You'll get there....just put yourself in the birds place...think what you would feel like if you were in the same situation....strange place...away from your family etc...sounds a bit corny but true.


----------



## XxSophie01xX (Jun 14, 2012)

No, you are completely right. So far today, so good. When he has been getting ratty and wanting to get out, I have just spoken to him softly and played some wild bird noises. Calms him down instantly.


----------



## XxSophie01xX (Jun 14, 2012)

Oh, one other thing. What does the crest up/down mean. Usually it's up but when I'm playing him the bird noises and occasionally when I talk to him his crest is down. Also he grinds his beak a lot at night, usually when he's sleepy I think.


----------



## poohdog (May 16, 2010)

Never kept cockatiels but the crest thing will be display of some sort.No doubt you will work out for yourself whether it is aggression or whatever...at least the bird is reacting to you.


----------



## AlexArt (Apr 25, 2010)

Pet shops have alot to answer for, all they care about is money!!! 
Crest up can mean a number of things, my little cockatoo puts hers up when she's excited, there's something or someone new or she's scared of something - she'll fluff her cheeks up too when she's scared or stalking someone or a cat, depends on the circumstances but you'll get to know his quirks! 
The beak grinding is normal when they're tired and settling down to go to sleep, both mine do it after they've tired them selves out playing! As for toys it does take time - my amazon had no idea what they were and has only now started to look at things and we've had her nearly 2yrs, and even with food hidden in them it takes her ages to catch on - although she's not very bright anyway!, but they learn by watching and copying you so spend time playing with the toys yourself with the bird watching to peak their curiosity and to get the idea!


----------



## XxSophie01xX (Jun 14, 2012)

I just thought I'd update anyone who's interested on the progress I've had with Clarence. He has FINALLY decided that millet is the best thing since sliced bread, so I have given to it to him only when my hand is in the cage - so he learns to associate my hand with something he loves. Last night and today he started to peck a few bits out of my hand!!! I'm so proud of him. I'm wondering when the best time to teach him to "step up" is, as I don't want to lose whatever trust I've gained with him by doing it too soon.
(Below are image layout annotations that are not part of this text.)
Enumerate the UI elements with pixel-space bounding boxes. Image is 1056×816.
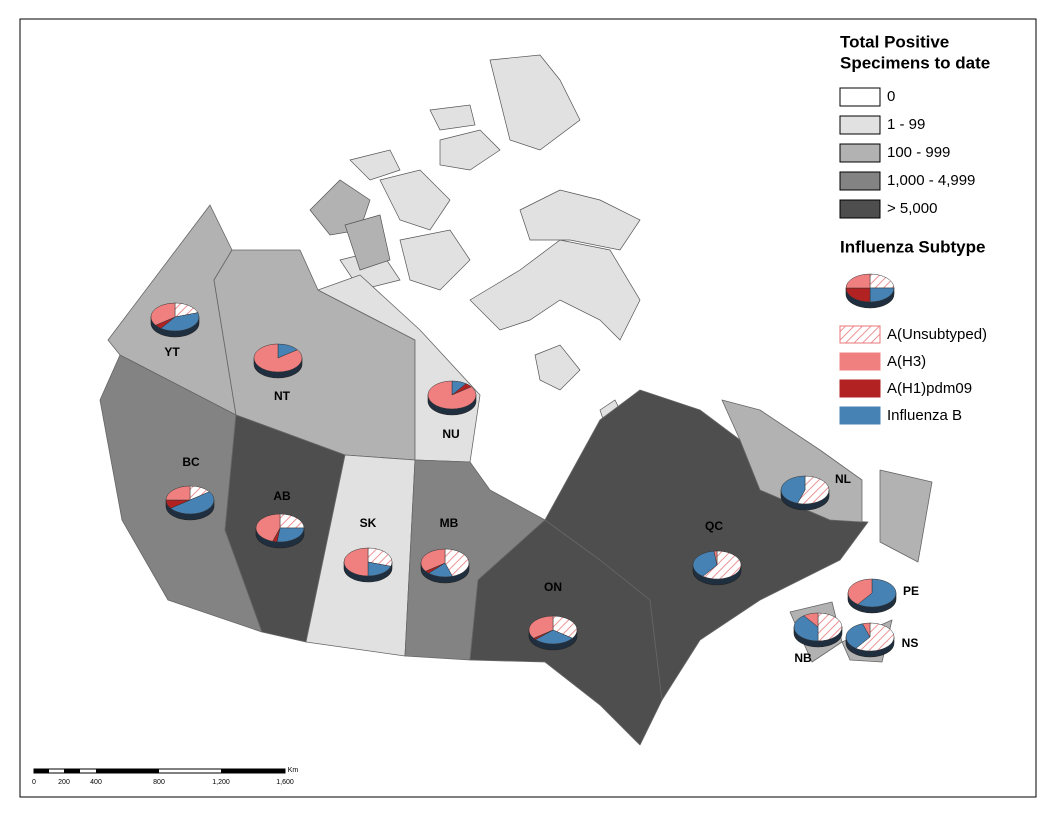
pie-slice (255, 513, 281, 542)
province-label: ON (544, 580, 562, 594)
pie-slice (276, 527, 305, 543)
legend-label: 1 - 99 (887, 116, 925, 133)
pie-slice (528, 615, 554, 639)
pie-slice (150, 302, 176, 326)
pie-slice (170, 491, 215, 515)
legend-swatch (839, 406, 881, 425)
pie-slice (165, 485, 191, 501)
pie-slice (279, 513, 305, 529)
scale-label: 200 (58, 779, 70, 786)
pie-slice (160, 312, 200, 332)
scale-bar: 0 200 400 800 1,200 1,600 Km (32, 767, 298, 786)
legend-swatch (839, 171, 881, 191)
pie-slice (845, 287, 871, 303)
legend-swatch (839, 87, 881, 107)
pie-slice (420, 548, 446, 572)
legend-title: Influenza Subtype (840, 237, 985, 256)
scale-label: 1,200 (212, 779, 230, 786)
pie-slice (702, 550, 742, 580)
province-label: AB (273, 489, 291, 503)
pie-slice (817, 612, 843, 642)
legend: Total Positive Specimens to date 0 1 - 99 10… (839, 32, 990, 425)
pie-slice (535, 629, 573, 645)
pie-slice (803, 612, 819, 628)
scale-label: 400 (90, 779, 102, 786)
provinces (99, 204, 933, 746)
pie-slice (780, 475, 806, 504)
pie-slice (444, 548, 470, 577)
pie-slice (869, 273, 895, 289)
pie-slice (427, 380, 477, 410)
legend-label: A(H1)pdm09 (887, 380, 972, 397)
province-label: NB (794, 651, 812, 665)
legend-label: Influenza B (887, 407, 962, 424)
pie-slice (793, 615, 819, 642)
scale-bar-segment (96, 769, 159, 773)
province-label: NU (442, 427, 459, 441)
pie-slice (367, 547, 393, 567)
pie-slice (855, 622, 895, 652)
pies: YT NT NU BC AB SK MB ON QC NL PE NB NS (150, 302, 919, 665)
province-label: MB (440, 516, 459, 530)
legend-swatch (839, 115, 881, 135)
pie-slice (869, 287, 895, 303)
legend-label: A(H3) (887, 353, 926, 370)
pie-slice (845, 273, 871, 289)
scale-bar-segment (64, 769, 80, 773)
pie-slice (343, 547, 369, 577)
pie-slice (253, 343, 303, 373)
legend-swatch (839, 352, 881, 371)
province-label: BC (182, 455, 200, 469)
province-shape (544, 389, 869, 701)
pie-slice (862, 622, 871, 638)
scale-label: 800 (153, 779, 165, 786)
scale-bar-segment (34, 769, 49, 773)
legend-label: > 5,000 (887, 200, 937, 217)
legend-label: 100 - 999 (887, 144, 950, 161)
scale-label: 1,600 (276, 779, 294, 786)
province-shape (879, 469, 933, 563)
legend-swatch (839, 325, 881, 344)
scale-bar-segment (221, 769, 285, 773)
province-label: NT (274, 389, 291, 403)
legend-label: A(Unsubtyped) (887, 326, 987, 343)
legend-label: 0 (887, 88, 895, 105)
legend-label: 1,000 - 4,999 (887, 172, 975, 189)
pie-slice (797, 475, 830, 505)
pie-slice (713, 550, 718, 566)
province-label: SK (360, 516, 377, 530)
arctic-islands (339, 54, 641, 426)
legend-swatch (839, 199, 881, 219)
province-label: YT (164, 345, 180, 359)
pie-slice (692, 550, 718, 577)
legend-title: Total Positive (840, 32, 949, 51)
legend-swatch (839, 143, 881, 163)
legend-title: Specimens to date (840, 53, 990, 72)
scale-label: 0 (32, 779, 36, 786)
pie-slice (857, 578, 897, 608)
pie-slice (845, 623, 871, 649)
province-label: NL (835, 472, 851, 486)
province-shape (317, 274, 481, 463)
pie-slice (552, 615, 578, 639)
province-label: QC (705, 519, 723, 533)
scale-unit: Km (288, 767, 299, 774)
province-label: PE (903, 584, 919, 598)
legend-swatch (839, 379, 881, 398)
province-label: NS (902, 636, 919, 650)
pie-slice (847, 578, 873, 605)
yukon-islands (309, 179, 391, 271)
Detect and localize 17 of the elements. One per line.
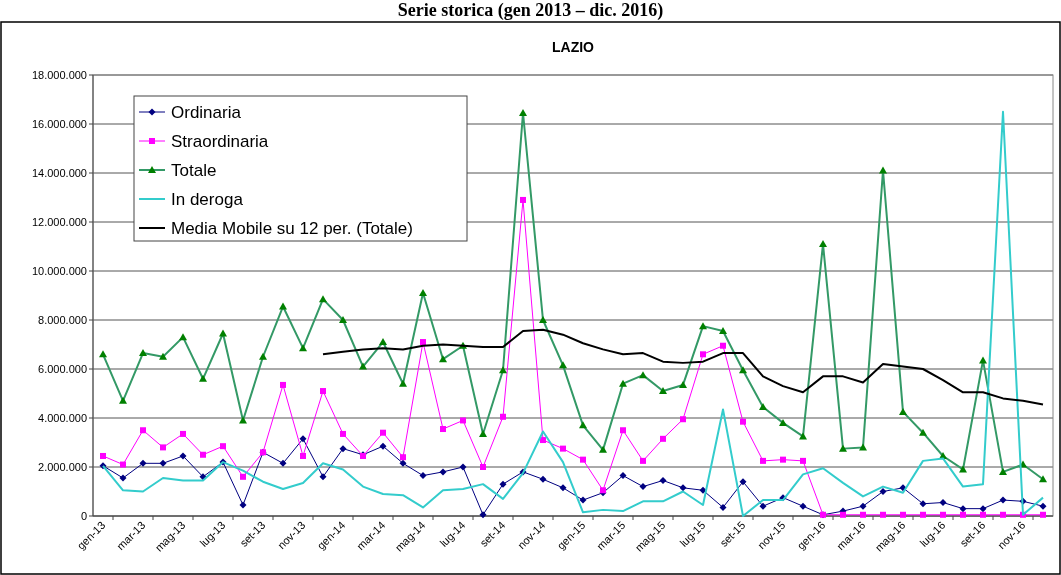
y-tick-label: 10.000.000 [31,265,87,277]
chart-title: LAZIO [552,39,595,55]
legend-label: Straordinaria [171,132,269,151]
y-tick-label: 4.000.000 [38,412,87,424]
y-tick-label: 18.000.000 [31,69,87,81]
text: Serie storica (gen 2013 – dic. 2016) [397,0,664,21]
legend-label: Media Mobile su 12 per. (Totale) [171,219,413,238]
legend-label: Totale [171,161,217,180]
y-tick-label: 8.000.000 [38,314,87,326]
y-tick-label: 14.000.000 [31,167,87,179]
y-tick-label: 2.000.000 [38,461,87,473]
y-tick-label: 12.000.000 [31,216,87,228]
legend-label: In deroga [171,190,244,209]
y-tick-label: 16.000.000 [31,118,87,130]
legend-label: Ordinaria [171,103,242,122]
y-tick-label: 0 [80,510,87,522]
y-tick-label: 6.000.000 [38,363,87,375]
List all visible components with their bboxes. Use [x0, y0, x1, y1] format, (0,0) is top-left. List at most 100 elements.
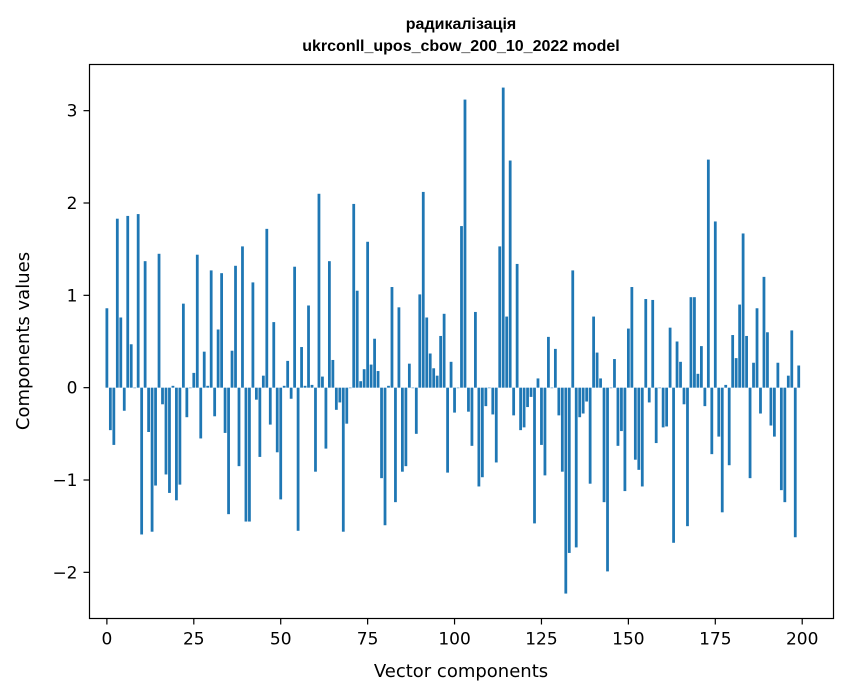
bar-94: [432, 368, 436, 388]
bar-30: [209, 270, 213, 388]
bar-29: [206, 385, 210, 388]
bar-121: [526, 387, 529, 408]
bar-184: [745, 335, 748, 388]
bar-130: [557, 387, 561, 416]
bar-176: [717, 387, 721, 437]
bar-180: [731, 335, 735, 388]
bar-123: [533, 387, 536, 524]
bar-112: [494, 387, 498, 463]
bar-44: [258, 387, 262, 457]
bar-128: [550, 387, 554, 389]
bar-74: [362, 369, 366, 388]
bar-47: [268, 387, 272, 425]
bar-110: [487, 387, 491, 389]
bar-48: [272, 322, 276, 388]
bar-174: [710, 387, 714, 455]
bar-93: [428, 353, 432, 388]
chart-subtitle: ukrconll_upos_cbow_200_10_2022 model: [302, 38, 619, 55]
bar-78: [376, 371, 380, 388]
bar-13: [150, 387, 154, 532]
bar-9: [136, 214, 140, 388]
x-tick-label: 100: [438, 630, 470, 650]
bar-5: [122, 387, 126, 411]
bar-37: [234, 265, 237, 388]
x-tick-label: 150: [612, 630, 644, 650]
bar-179: [727, 387, 731, 466]
bar-106: [474, 311, 477, 388]
bar-68: [341, 387, 345, 532]
bar-129: [553, 348, 557, 388]
bar-117: [512, 387, 516, 416]
bar-191: [769, 387, 773, 426]
bar-125: [540, 387, 543, 445]
bar-22: [181, 303, 185, 388]
x-tick-label: 175: [699, 630, 731, 650]
bar-185: [748, 387, 752, 479]
bar-144: [606, 387, 609, 572]
x-tick-label: 200: [786, 630, 818, 650]
bar-126: [543, 387, 547, 476]
bar-186: [752, 362, 755, 388]
bar-119: [519, 387, 522, 431]
bar-155: [644, 299, 648, 388]
bar-140: [592, 316, 596, 388]
bar-34: [223, 387, 227, 433]
bar-118: [515, 263, 519, 388]
bar-192: [773, 387, 776, 437]
bar-3: [115, 218, 119, 388]
plot-area-frame: [88, 63, 835, 620]
bar-103: [463, 99, 467, 388]
bar-2: [112, 387, 116, 445]
bar-157: [651, 299, 655, 388]
bar-189: [762, 276, 766, 388]
bar-39: [241, 246, 244, 388]
bar-170: [696, 373, 700, 388]
bar-150: [626, 328, 630, 388]
bar-199: [797, 365, 801, 388]
bar-165: [679, 361, 682, 388]
bar-195: [783, 387, 787, 503]
bar-series: [105, 87, 801, 594]
bar-108: [480, 387, 484, 478]
bar-156: [647, 387, 651, 403]
bar-149: [623, 387, 627, 492]
bar-151: [630, 287, 634, 388]
bar-190: [766, 332, 769, 388]
bar-158: [654, 387, 658, 444]
bar-147: [616, 387, 620, 446]
bar-99: [449, 361, 453, 388]
bar-127: [547, 336, 550, 388]
bar-181: [734, 358, 738, 388]
bar-120: [522, 387, 526, 428]
bar-32: [216, 329, 220, 388]
bar-60: [314, 387, 317, 472]
bar-63: [324, 387, 328, 449]
bar-101: [456, 387, 460, 389]
bar-49: [275, 387, 279, 453]
bar-51: [282, 385, 286, 388]
y-tick-label: 3: [67, 102, 78, 122]
bar-55: [296, 387, 300, 531]
y-tick-label: −1: [52, 471, 77, 491]
bar-124: [536, 378, 540, 388]
bar-87: [407, 363, 411, 388]
bar-53: [289, 387, 293, 399]
bar-177: [720, 387, 724, 513]
x-axis: 0 25 50 75 100 125 150 175 200: [101, 618, 818, 650]
bar-116: [508, 160, 512, 388]
bar-105: [470, 387, 474, 446]
bar-54: [293, 266, 297, 388]
bar-143: [602, 387, 606, 503]
bar-131: [560, 387, 564, 472]
bar-88: [411, 387, 415, 389]
bar-96: [439, 335, 443, 388]
bar-111: [491, 387, 495, 415]
bar-69: [345, 387, 349, 424]
bar-193: [776, 362, 780, 388]
bar-61: [317, 193, 321, 388]
bar-62: [321, 376, 324, 388]
bar-38: [237, 387, 241, 467]
bar-64: [327, 261, 331, 388]
bar-18: [168, 387, 171, 493]
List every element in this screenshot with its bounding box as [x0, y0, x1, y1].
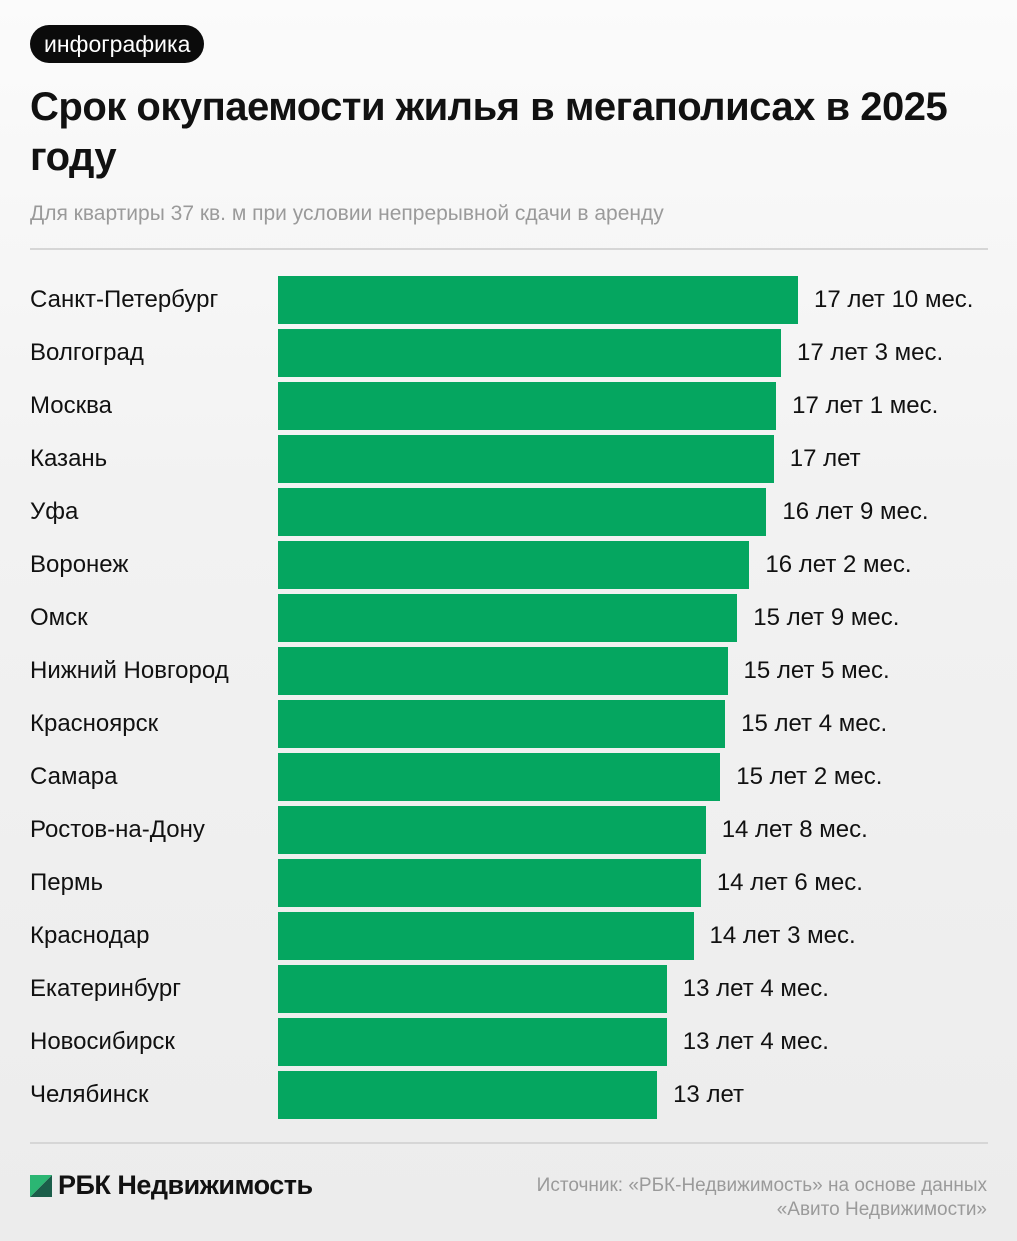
bar — [278, 382, 777, 430]
bar — [278, 647, 728, 695]
bar — [278, 594, 738, 642]
value-label: 16 лет 9 мес. — [782, 498, 929, 525]
category-label: Челябинск — [30, 1081, 149, 1108]
category-label: Казань — [30, 445, 108, 472]
bottom-divider — [30, 1142, 988, 1144]
rbc-realty-logo: РБК Недвижимость — [30, 1170, 313, 1201]
bar — [278, 859, 701, 907]
bar — [278, 1071, 658, 1119]
category-label: Екатеринбург — [30, 975, 181, 1002]
value-label: 13 лет 4 мес. — [682, 1028, 829, 1055]
bar — [278, 541, 750, 589]
bar — [278, 912, 694, 960]
value-label: 14 лет 3 мес. — [709, 922, 856, 949]
bar — [278, 700, 726, 748]
value-label: 15 лет 5 мес. — [743, 657, 890, 684]
category-label: Ростов-на-Дону — [30, 816, 205, 843]
top-divider — [30, 248, 988, 250]
category-label: Пермь — [30, 869, 103, 896]
value-label: 15 лет 2 мес. — [736, 763, 883, 790]
source-line-1: Источник: «РБК-Недвижимость» на основе д… — [536, 1175, 987, 1196]
value-label: 13 лет 4 мес. — [682, 975, 829, 1002]
category-label: Краснодар — [30, 922, 150, 949]
category-label: Санкт-Петербург — [30, 286, 219, 313]
logo-text: РБК Недвижимость — [58, 1170, 313, 1200]
category-label: Москва — [30, 392, 112, 419]
chart-subtitle: Для квартиры 37 кв. м при условии непрер… — [30, 202, 664, 225]
value-label: 17 лет 3 мес. — [797, 339, 944, 366]
category-label: Красноярск — [30, 710, 159, 737]
value-label: 15 лет 9 мес. — [753, 604, 900, 631]
category-label: Нижний Новгород — [30, 657, 229, 684]
category-label: Омск — [30, 604, 88, 631]
infographic-badge: инфографика — [30, 25, 205, 63]
source-line-2: «Авито Недвижимости» — [776, 1199, 987, 1220]
bar — [278, 276, 798, 324]
chart-title: Срок окупаемости жилья в мегаполисах в 2… — [30, 85, 948, 179]
value-label: 14 лет 8 мес. — [721, 816, 868, 843]
value-label: 17 лет — [789, 445, 861, 472]
category-label: Самара — [30, 763, 118, 790]
category-label: Уфа — [30, 498, 79, 525]
value-label: 14 лет 6 мес. — [716, 869, 863, 896]
value-label: 15 лет 4 мес. — [741, 710, 888, 737]
bar — [278, 1018, 667, 1066]
bar — [278, 753, 721, 801]
category-label: Воронеж — [30, 551, 129, 578]
bar — [278, 488, 767, 536]
category-label: Новосибирск — [30, 1028, 175, 1055]
bar — [278, 806, 706, 854]
value-label: 17 лет 10 мес. — [814, 286, 974, 313]
bar — [278, 329, 781, 377]
bar — [278, 435, 774, 483]
source-note: Источник: «РБК-Недвижимость» на основе д… — [537, 1174, 987, 1222]
logo-mark-icon — [30, 1174, 52, 1197]
value-label: 17 лет 1 мес. — [792, 392, 939, 419]
bar — [278, 965, 667, 1013]
value-label: 13 лет — [673, 1081, 744, 1108]
value-label: 16 лет 2 мес. — [765, 551, 912, 578]
category-label: Волгоград — [30, 339, 144, 366]
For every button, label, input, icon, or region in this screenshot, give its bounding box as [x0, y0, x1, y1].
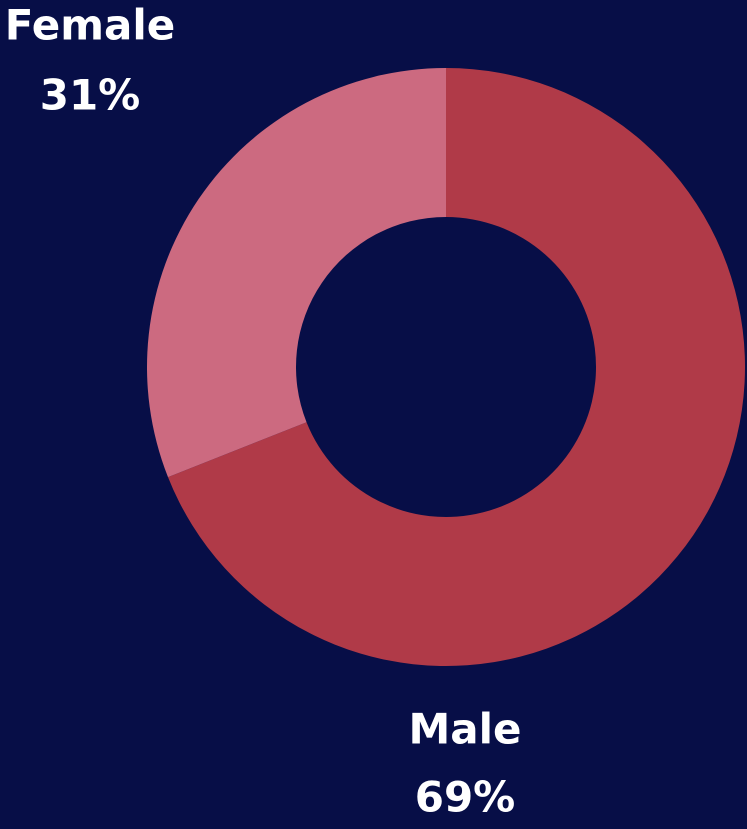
- slice-label: Female: [5, 1, 175, 50]
- slice-label: Male: [408, 705, 521, 754]
- donut-slice: [146, 68, 446, 478]
- donut-slice: [167, 68, 745, 666]
- slice-value-label: 31%: [40, 71, 141, 120]
- slice-value-label: 69%: [415, 773, 516, 822]
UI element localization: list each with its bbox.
I also brought him some new toys today, he hasn't taken much notice of them but I've been playing with them and he's been watching me, so hopefully he'll learn soon! 

Anyone have any idea when the best time to teach him to step up is?


----------



## Phoenix24 (Apr 6, 2013)

As people have said - take your time!!! You already posted in this forum last week about your new cockatiel, and the message is the same this time: he was an aviary bird, and needs time to settle in.

Years ago I had a cockatiel that had been someone's pet for years and thus was tame - but he didn't warm to me at all (ever, really) because he was more at ease with men (my mum's partner became his bestest mate, and he used to sit on his shoulder and whistle the laurel and hardy tune, and dance to a bobbing sock). Even then it took quite a while for that trust to be earned.

Let yours get comfortable with your hand in the cage first, and then start introducing a small perch for him to learn to 'step up' on. After that you can try a finger - but not until he doesn't think a human hand is some predator coming to get him!


----------